Countdown to new UK e-crime unit may start soon
The UK may soon once again have a policing unit dedicated to internet crime. The Metropolitan Police central e-crime unit, first mooted in October 2006, seems at last near launch. At the Infosecurity Europe expo in London last week Metropolitan Police Service's detective superintendent Charlie McMurdie said: "I'm fairly convinced we'll get the required sum of £5.3m some way or the other. We're looking at days rather than months." The response to this initiative has generally been positive, despite considerable speculation that funding will mainly come from the private sector rather than government.
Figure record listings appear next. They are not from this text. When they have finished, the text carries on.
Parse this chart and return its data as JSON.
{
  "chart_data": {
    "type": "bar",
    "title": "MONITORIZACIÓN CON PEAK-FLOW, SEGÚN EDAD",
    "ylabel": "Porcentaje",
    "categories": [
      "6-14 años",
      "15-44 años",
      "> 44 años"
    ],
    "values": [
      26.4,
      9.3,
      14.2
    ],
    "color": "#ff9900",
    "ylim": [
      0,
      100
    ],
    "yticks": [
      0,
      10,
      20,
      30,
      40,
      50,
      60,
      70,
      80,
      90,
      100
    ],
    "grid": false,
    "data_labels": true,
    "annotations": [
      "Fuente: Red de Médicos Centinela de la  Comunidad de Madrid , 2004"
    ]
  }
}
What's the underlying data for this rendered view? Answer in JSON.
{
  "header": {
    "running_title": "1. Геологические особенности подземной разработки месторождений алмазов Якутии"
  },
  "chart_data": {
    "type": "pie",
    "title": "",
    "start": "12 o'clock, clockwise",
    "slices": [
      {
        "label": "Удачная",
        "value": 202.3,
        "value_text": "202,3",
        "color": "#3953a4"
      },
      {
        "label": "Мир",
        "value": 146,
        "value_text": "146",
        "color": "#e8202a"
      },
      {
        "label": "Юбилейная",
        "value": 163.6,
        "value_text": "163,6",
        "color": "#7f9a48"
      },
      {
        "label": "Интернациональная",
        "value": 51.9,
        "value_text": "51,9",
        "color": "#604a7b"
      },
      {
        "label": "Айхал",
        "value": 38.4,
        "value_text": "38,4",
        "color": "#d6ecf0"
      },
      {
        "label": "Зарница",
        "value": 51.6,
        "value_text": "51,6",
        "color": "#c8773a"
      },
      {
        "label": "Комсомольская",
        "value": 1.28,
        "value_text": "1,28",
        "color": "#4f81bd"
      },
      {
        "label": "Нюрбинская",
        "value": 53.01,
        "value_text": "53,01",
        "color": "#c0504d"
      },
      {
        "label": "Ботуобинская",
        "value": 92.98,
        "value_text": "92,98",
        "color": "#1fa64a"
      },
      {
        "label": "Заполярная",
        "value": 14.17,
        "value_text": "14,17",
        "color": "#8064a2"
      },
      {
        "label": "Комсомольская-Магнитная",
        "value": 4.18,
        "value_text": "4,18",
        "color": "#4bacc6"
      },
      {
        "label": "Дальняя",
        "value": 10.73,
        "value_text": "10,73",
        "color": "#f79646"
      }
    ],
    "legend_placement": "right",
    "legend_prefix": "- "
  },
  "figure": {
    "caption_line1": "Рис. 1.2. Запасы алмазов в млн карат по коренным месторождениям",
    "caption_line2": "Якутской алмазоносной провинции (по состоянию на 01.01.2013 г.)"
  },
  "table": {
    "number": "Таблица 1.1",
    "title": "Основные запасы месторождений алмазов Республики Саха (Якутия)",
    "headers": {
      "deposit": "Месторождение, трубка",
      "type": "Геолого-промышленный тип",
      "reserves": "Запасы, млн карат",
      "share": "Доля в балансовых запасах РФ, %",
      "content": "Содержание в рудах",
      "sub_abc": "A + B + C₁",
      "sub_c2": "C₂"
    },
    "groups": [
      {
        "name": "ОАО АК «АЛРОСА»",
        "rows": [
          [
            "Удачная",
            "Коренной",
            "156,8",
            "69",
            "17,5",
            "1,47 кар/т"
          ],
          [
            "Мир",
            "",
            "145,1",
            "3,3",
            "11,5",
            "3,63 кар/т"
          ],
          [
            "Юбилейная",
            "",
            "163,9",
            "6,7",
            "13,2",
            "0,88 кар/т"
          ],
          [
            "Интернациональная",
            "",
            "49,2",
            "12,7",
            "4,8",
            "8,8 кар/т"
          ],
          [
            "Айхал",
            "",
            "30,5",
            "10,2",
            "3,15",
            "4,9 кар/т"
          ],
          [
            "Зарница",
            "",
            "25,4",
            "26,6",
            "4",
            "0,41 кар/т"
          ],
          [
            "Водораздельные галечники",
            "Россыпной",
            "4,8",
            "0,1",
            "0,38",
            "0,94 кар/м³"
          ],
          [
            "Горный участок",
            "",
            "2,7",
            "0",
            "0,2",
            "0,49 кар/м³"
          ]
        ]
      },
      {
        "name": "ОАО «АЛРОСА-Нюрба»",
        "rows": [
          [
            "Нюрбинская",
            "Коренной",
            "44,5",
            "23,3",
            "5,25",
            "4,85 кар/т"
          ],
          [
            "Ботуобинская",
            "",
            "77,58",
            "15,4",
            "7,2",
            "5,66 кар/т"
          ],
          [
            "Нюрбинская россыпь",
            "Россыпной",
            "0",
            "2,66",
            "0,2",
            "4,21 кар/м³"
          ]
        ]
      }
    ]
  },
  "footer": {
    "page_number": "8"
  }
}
This isn't the first time an e-crime unit has been created in the UK. On 3 April 2006, the £25m National Hi-Tech Crime Unit, described at its inauguration as "the lynchpin in the UK's response to cybercrime" was subsumed into a newly created Serious Organised Crime Agency (SOCA) with the result that "… the NHTCU is no longer providing individual responses to enquiries either via this web site or direct email contacts. If you are a member of the public wishing to report a crime or criminal attempt, please contact your local police force within your country of residence". The NHTCU formed the hub of a network of around 40 regional Hi-Tech Crime Units (HTCUs). Although the HTCUs have remained in service, the loss of the central agency has left many forces struggling to cope with the technicalities of investigating e-crime.